Highly-Photostable Emissive Thienyl-containing Tris(2,4,6-trichlorophenyl)methyl Radicals

Abstract

Luminescent organic radicals are among the most promising materials for spintronics, upconversion, red and near infrared (NIR) organic light-emitting diodes suffering from the spin-statistics limitations. However, the number of emissive radicals applied in electronic devices is limited, and their design principles are still under discussion. Here we designed, synthesized and studied a series of tris(2,4,6-trichlorophenyl)methyl (TTM) radicals with thiophene-based donors. The radicals were synthesized via cross-coupling reaction of convenient monobromo-substituted TTM precursor followed by the proton elimination and oxidation. Our DFT calculations and experimental data indicate the HOMO energy of the donor strongly affects the radical emission properties.
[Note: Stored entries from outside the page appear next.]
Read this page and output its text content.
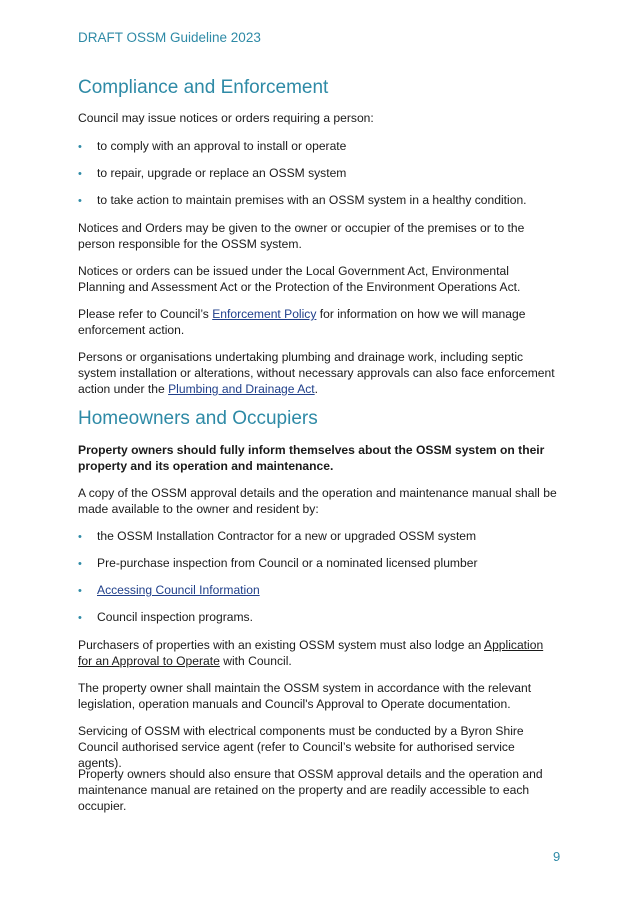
DRAFT OSSM Guideline 2023
Compliance and Enforcement

Council may issue notices or orders requiring a person:

• to comply with an approval to install or operate

• to repair, upgrade or replace an OSSM system

• to take action to maintain premises with an OSSM system in a healthy condition.

Notices and Orders may be given to the owner or occupier of the premises or to the person responsible for the OSSM system.

Notices or orders can be issued under the Local Government Act, Environmental Planning and Assessment Act or the Protection of the Environment Operations Act.

Please refer to Council’s Enforcement Policy for information on how we will manage enforcement action.

Persons or organisations undertaking plumbing and drainage work, including septic system installation or alterations, without necessary approvals can also face enforcement action under the Plumbing and Drainage Act.

Homeowners and Occupiers

Property owners should fully inform themselves about the OSSM system on their property and its operation and maintenance.

A copy of the OSSM approval details and the operation and maintenance manual shall be made available to the owner and resident by:

• the OSSM Installation Contractor for a new or upgraded OSSM system

• Pre-purchase inspection from Council or a nominated licensed plumber

• Accessing Council Information

• Council inspection programs.

Purchasers of properties with an existing OSSM system must also lodge an Application for an Approval to Operate with Council.

The property owner shall maintain the OSSM system in accordance with the relevant legislation, operation manuals and Council's Approval to Operate documentation.

Servicing of OSSM with electrical components must be conducted by a Byron Shire Council authorised service agent (refer to Council’s website for authorised service agents).

Property owners should also ensure that OSSM approval details and the operation and maintenance manual are retained on the property and are readily accessible to each occupier.

9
The radical with the highest optical gap demonstrated deep red electroluminescence and photoluminescence with quantum yield up to 12%. The photostability of radicals was found to increase dramatically with substitution, and, according to the proposed mechanistic picture, the spin density on chlorine atoms, energy and lifetime of the lowest excited state, D1, control the photodegradation rate. Our results not only extend the pool of the luminescence radicals but also provide clear physical and chemical insights into their fundamental structure-properties relations and may serve as a basis for future molecular design of highly stable and emissive radicals.